Summary: We are saved in Christ alone. God's aims in salvation cannot be thwarted.
O Jerusalem, Jerusalem, Luke 13:31-35
Although Charles Wesley had been engaged in preaching the gospel with much diligence and earnestness, he did not know what it was to enjoy peace with God until he was in his thirtieth year. Being laid low by an alarming illness, and seeming as if he were going to die, a young Moravian named Peter Bohler, who was undergoing a course of preparation by him to go out as a missionary, asked him, “Do you hope to be saved?” Charles answered, “Yes.” “For what reason do you hope it?”
“Because I have used my best endeavors to serve God.” The Moravian shook his head and said no more. That sad, silent, significant shake of the head shattered all Charles Wesley’s false foundation of salvation by endeavors. He was afterwards taught by Peter Bohler the way of the Lord more perfectly, and brought to see that by faith in the Lord Jesus Christ men are justified. And now in his sick-room he was able to write for the first time in his life, “I now find myself at peace with God”; and it was on this occasion he composed that beautiful hymn, “O for a thousand tongues to sing my great Redeemer’s praise!”

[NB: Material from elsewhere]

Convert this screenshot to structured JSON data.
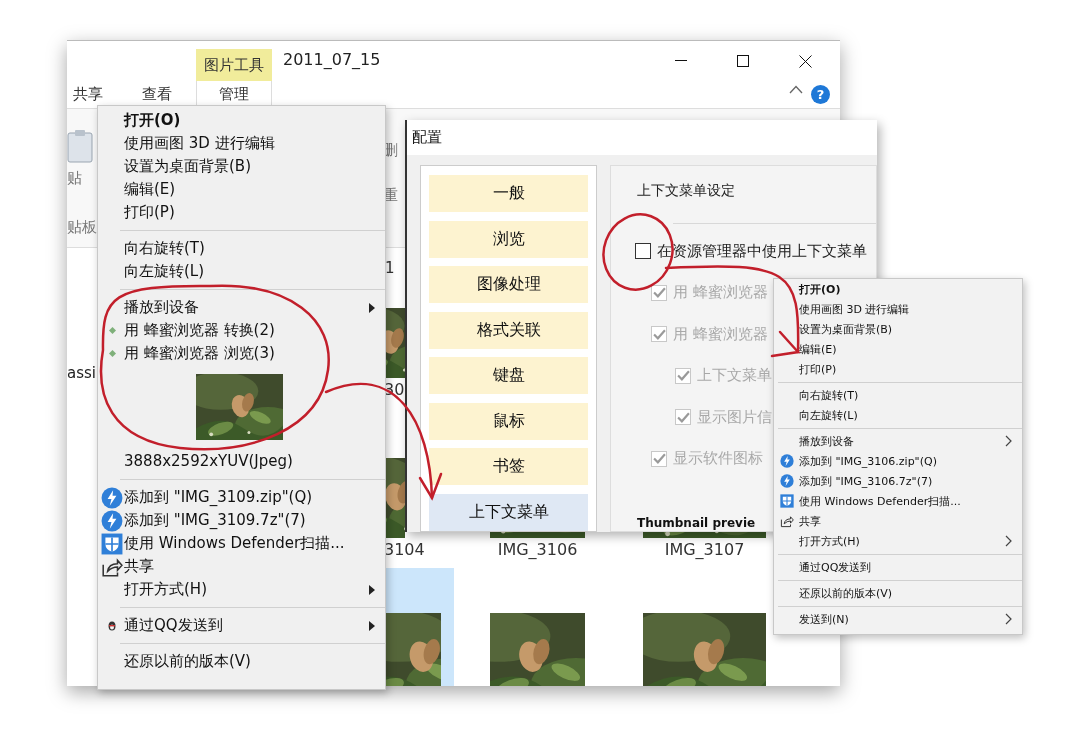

The great devotional author, Oswald Chambers once wrote that “God does not tell us what he is going to do, he reveals who he is.” As I enter my text this morning, it is likewise my great desire to shine a light on the nature of who God is; specifically, who God is in salvation.

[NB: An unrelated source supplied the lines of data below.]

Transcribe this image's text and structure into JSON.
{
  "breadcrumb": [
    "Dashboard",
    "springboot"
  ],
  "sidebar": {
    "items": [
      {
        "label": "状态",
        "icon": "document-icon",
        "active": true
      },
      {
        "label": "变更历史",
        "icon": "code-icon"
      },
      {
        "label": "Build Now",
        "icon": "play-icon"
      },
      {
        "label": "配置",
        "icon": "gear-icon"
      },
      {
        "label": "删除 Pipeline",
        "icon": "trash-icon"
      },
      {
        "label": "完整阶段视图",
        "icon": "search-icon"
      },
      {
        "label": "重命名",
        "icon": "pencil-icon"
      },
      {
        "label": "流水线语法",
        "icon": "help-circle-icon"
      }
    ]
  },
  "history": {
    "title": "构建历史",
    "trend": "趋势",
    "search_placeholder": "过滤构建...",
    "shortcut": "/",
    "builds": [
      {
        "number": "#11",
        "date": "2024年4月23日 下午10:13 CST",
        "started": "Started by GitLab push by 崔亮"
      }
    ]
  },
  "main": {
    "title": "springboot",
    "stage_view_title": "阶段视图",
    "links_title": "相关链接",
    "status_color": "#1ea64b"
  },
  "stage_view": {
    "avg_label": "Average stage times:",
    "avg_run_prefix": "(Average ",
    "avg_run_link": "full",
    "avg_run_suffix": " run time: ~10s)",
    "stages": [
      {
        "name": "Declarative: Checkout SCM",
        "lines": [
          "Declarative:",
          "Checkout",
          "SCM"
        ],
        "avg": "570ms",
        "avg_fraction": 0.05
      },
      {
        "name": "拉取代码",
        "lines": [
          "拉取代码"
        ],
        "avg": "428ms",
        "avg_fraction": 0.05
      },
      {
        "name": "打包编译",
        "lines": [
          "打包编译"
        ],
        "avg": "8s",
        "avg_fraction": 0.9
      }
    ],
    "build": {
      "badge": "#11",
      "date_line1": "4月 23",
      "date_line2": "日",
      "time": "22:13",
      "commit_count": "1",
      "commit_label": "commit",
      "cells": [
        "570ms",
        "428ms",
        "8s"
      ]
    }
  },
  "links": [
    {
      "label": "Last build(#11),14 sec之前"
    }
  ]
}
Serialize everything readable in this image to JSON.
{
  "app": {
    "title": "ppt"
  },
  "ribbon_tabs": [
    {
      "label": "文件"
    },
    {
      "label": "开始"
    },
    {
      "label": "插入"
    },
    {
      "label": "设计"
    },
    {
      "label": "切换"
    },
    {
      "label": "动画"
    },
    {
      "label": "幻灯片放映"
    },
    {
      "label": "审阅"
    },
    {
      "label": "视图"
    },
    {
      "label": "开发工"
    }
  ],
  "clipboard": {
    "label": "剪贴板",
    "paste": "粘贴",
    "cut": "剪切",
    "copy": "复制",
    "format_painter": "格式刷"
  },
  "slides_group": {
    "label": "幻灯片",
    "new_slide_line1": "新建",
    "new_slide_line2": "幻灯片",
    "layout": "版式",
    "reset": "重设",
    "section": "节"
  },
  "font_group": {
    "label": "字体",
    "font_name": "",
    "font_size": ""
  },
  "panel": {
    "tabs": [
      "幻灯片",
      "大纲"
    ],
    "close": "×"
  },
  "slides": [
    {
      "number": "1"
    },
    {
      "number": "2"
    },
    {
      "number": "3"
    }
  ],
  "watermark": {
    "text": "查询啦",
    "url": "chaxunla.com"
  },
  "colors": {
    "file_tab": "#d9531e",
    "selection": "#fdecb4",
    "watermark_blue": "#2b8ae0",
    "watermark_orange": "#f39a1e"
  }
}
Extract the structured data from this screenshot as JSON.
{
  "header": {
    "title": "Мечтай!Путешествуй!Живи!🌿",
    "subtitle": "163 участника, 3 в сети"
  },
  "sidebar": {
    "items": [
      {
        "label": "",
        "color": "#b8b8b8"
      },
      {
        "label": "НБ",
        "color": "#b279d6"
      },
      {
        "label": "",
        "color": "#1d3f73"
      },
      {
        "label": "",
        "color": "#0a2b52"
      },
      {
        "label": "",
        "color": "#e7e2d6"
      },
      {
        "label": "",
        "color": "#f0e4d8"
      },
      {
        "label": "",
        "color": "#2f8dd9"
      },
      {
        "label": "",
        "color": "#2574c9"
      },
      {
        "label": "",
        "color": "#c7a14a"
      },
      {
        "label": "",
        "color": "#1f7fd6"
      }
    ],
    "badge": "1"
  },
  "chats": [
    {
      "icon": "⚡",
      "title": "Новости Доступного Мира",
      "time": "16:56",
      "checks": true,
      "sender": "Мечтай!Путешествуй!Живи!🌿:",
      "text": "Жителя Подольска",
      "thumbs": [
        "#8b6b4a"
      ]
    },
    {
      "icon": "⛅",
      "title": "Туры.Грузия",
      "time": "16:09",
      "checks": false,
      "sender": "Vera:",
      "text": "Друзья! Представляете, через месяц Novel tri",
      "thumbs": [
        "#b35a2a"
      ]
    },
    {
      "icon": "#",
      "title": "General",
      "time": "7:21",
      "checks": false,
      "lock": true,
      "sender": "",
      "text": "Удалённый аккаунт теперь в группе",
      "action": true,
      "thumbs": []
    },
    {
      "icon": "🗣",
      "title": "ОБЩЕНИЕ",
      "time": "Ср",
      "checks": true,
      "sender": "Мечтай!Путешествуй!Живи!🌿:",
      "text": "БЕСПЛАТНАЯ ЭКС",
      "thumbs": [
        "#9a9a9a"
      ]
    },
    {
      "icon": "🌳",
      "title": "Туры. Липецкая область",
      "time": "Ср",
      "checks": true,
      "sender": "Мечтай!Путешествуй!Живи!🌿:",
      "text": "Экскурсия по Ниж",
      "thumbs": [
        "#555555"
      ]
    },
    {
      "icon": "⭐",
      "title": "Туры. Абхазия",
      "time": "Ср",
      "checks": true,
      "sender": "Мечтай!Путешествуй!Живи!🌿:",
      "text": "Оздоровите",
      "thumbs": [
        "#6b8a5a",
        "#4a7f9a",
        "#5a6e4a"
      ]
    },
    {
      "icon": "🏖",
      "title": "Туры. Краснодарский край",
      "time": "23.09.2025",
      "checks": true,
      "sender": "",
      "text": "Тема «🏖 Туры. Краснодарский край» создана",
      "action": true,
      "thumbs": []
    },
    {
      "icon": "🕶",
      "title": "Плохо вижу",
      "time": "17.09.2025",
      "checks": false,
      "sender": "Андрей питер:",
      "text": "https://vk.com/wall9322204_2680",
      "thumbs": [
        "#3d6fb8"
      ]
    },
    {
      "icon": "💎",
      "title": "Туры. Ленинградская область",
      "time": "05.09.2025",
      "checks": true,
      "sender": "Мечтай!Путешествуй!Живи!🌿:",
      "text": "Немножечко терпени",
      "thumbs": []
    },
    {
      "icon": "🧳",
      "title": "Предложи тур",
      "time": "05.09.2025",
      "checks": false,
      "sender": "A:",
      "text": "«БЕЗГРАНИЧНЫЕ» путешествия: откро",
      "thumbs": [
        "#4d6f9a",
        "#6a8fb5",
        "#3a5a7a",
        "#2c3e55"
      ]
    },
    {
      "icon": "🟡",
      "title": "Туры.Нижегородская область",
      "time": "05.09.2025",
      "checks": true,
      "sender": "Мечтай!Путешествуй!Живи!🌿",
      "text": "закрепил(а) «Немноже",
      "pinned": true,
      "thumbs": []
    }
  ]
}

The overreaching themes of this section of Scripture are chiefly twofold and their implications are vast. They speak to the very nature of God’s love for His creation.

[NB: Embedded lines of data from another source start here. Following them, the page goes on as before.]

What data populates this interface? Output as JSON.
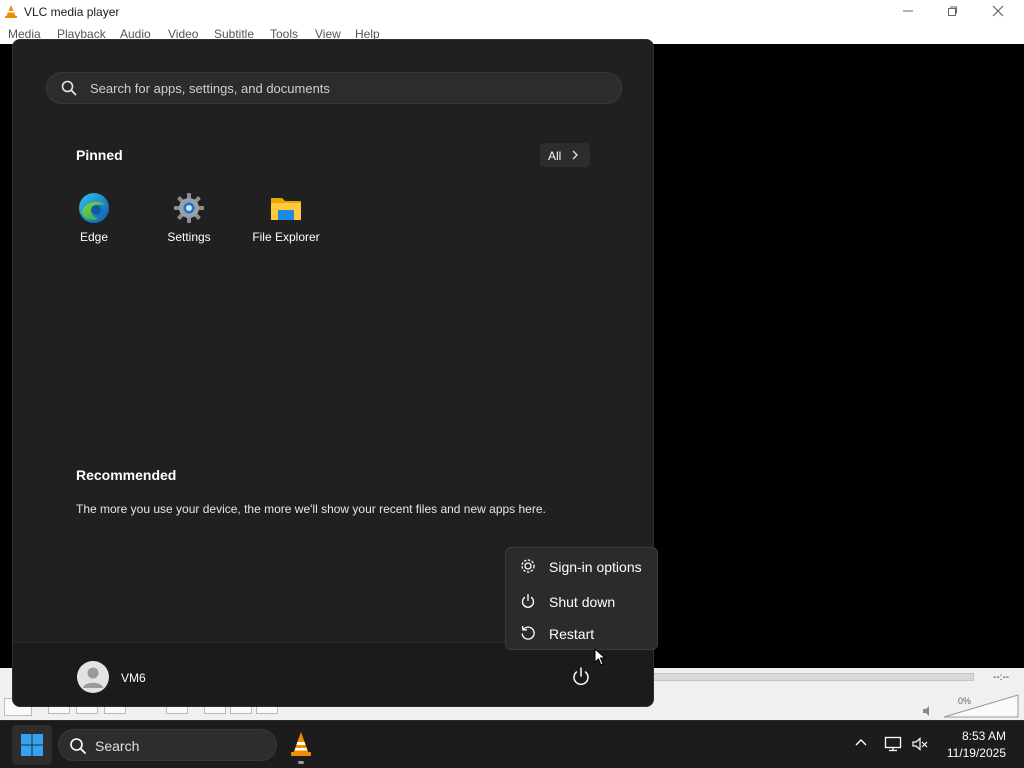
{
  "vlc": {
    "title": "VLC media player",
    "menu": [
      "Media",
      "Playback",
      "Audio",
      "Video",
      "Subtitle",
      "Tools",
      "View",
      "Help"
    ],
    "time_remaining": "--:--",
    "volume": "0%"
  },
  "start_menu": {
    "search_placeholder": "Search for apps, settings, and documents",
    "pinned_heading": "Pinned",
    "all_label": "All",
    "pinned_apps": [
      {
        "name": "Edge",
        "icon": "edge-icon"
      },
      {
        "name": "Settings",
        "icon": "gear-icon"
      },
      {
        "name": "File Explorer",
        "icon": "folder-icon"
      }
    ],
    "recommended_heading": "Recommended",
    "recommended_text": "The more you use your device, the more we'll show your recent files and new apps here.",
    "user_name": "VM6"
  },
  "power_menu": {
    "items": [
      {
        "label": "Sign-in options",
        "icon": "gear-icon"
      },
      {
        "label": "Shut down",
        "icon": "power-icon"
      },
      {
        "label": "Restart",
        "icon": "restart-icon"
      }
    ]
  },
  "taskbar": {
    "search_placeholder": "Search",
    "time": "8:53 AM",
    "date": "11/19/2025"
  },
  "colors": {
    "start_bg": "#202020",
    "taskbar_bg": "#1c1c1c",
    "vlc_orange": "#f28c00",
    "windows_blue": "#33a3f0"
  }
}
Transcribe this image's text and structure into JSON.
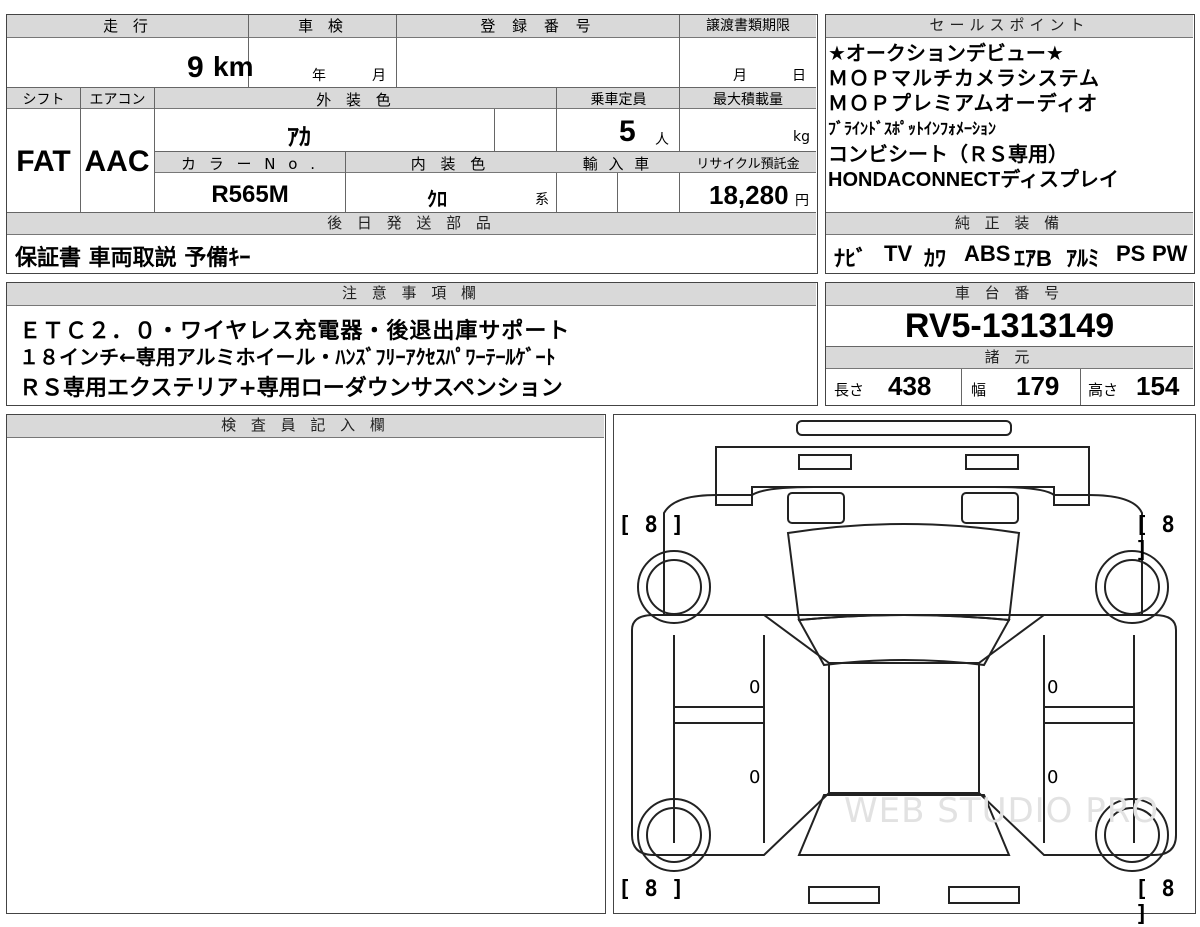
{
  "top": {
    "headers": {
      "mileage": "走 行",
      "inspection": "車 検",
      "registration": "登 録 番 号",
      "transfer_deadline": "譲渡書類期限",
      "sales_points": "セールスポイント"
    },
    "mileage_value": "9",
    "mileage_unit": "km",
    "inspection_year": "年",
    "inspection_month": "月",
    "transfer_month": "月",
    "transfer_day": "日"
  },
  "row2": {
    "headers": {
      "shift": "シフト",
      "aircon": "エアコン",
      "exterior_color": "外 装 色",
      "capacity": "乗車定員",
      "max_load": "最大積載量",
      "color_no": "カ ラ ー N o .",
      "interior_color": "内 装 色",
      "import": "輸 入 車",
      "recycle": "リサイクル預託金"
    },
    "shift_value": "FAT",
    "aircon_value": "AAC",
    "exterior_value": "ｱｶ",
    "capacity_value": "5",
    "capacity_unit": "人",
    "load_unit": "kg",
    "color_no_value": "R565M",
    "interior_value": "ｸﾛ",
    "interior_suffix": "系",
    "recycle_value": "18,280",
    "recycle_unit": "円"
  },
  "sales_points": [
    "★オークションデビュー★",
    "ＭＯＰマルチカメラシステム",
    "ＭＯＰプレミアムオーディオ",
    "ﾌﾞﾗｲﾝﾄﾞｽﾎﾟｯﾄｲﾝﾌｫﾒｰｼｮﾝ",
    "コンビシート（ＲＳ専用）",
    "HONDACONNECTディスプレイ"
  ],
  "parts": {
    "header": "後 日 発 送 部 品",
    "value": "保証書 車両取説 予備ｷｰ"
  },
  "equipment": {
    "header": "純 正 装 備",
    "items": [
      "ﾅﾋﾞ",
      "TV",
      "ｶﾜ",
      "ABS",
      "ｴｱB",
      "ｱﾙﾐ",
      "PS",
      "PW"
    ]
  },
  "notes": {
    "header": "注 意 事 項 欄",
    "lines": [
      "ＥＴＣ２．０・ワイヤレス充電器・後退出庫サポート",
      "１８インチ←専用アルミホイール・ﾊﾝｽﾞﾌﾘｰｱｸｾｽﾊﾟﾜｰﾃｰﾙｹﾞｰﾄ",
      "ＲＳ専用エクステリア+専用ローダウンサスペンション"
    ]
  },
  "chassis": {
    "header": "車 台 番 号",
    "value": "RV5-1313149"
  },
  "specs": {
    "header": "諸 元",
    "length_label": "長さ",
    "length_value": "438",
    "width_label": "幅",
    "width_value": "179",
    "height_label": "高さ",
    "height_value": "154"
  },
  "inspector": {
    "header": "検 査 員 記 入 欄"
  },
  "diagram": {
    "tire_fl": "[ 8 ]",
    "tire_fr": "[ 8 ]",
    "tire_rl": "[ 8 ]",
    "tire_rr": "[ 8 ]",
    "door_1": "0",
    "door_2": "0",
    "door_3": "0",
    "door_4": "0",
    "watermark": "WEB STUDIO PRO"
  }
}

(1) First, there is the matter of divine sovereignty. Herod’s desire to kill Jesus did not worry Him in the least. Nothing could hinder the divine plan of God. Nothing could thwart God’s plan for redemption to be found in Jesus Christ.
(2) Second, there is the issue of Israel’s rejection of their Messiah, which is represented by His rejection by the people of Jerusalem. Jesus ministry was one of a constant invitation to the people to repent and enter the Kingdom of God.
Just as their fathers had done in previous generations, stoning and killing those whom God sent to express His will to His chosen covenant people, they not only rejected Jesus, but handed Him over to the Romans to be crucified.
Here we have two seemingly juxtaposed, out of sync, even contradictory ideas. On the one hand God is sovereign and nothing can thwart His plans. On the other hand the Bible plainly teaches that there are those who reject Christ.
Even our own experience of reality corresponds to these truths. God is sovereign over His creation and there are many who reject even His offer of free grace.
These concepts, though, are not mutually exclusive, they do not contradict. They are part of one biblical picture of the story of redemption in Christ.
God loves His creation: All of it. John 3:16-17 tells us that God loves the world, Kosmos, in the Greek. For God so loved all of His [created order, arrangement of the stars and heavens, all that inhabit therein] that He gave His only begotten Son to suffer and die to ransom us back from sin and destroy the works of the Devil. He did so in order that we who were once alienated, estranged, foreigners, might become the sons and daughters of the Most High.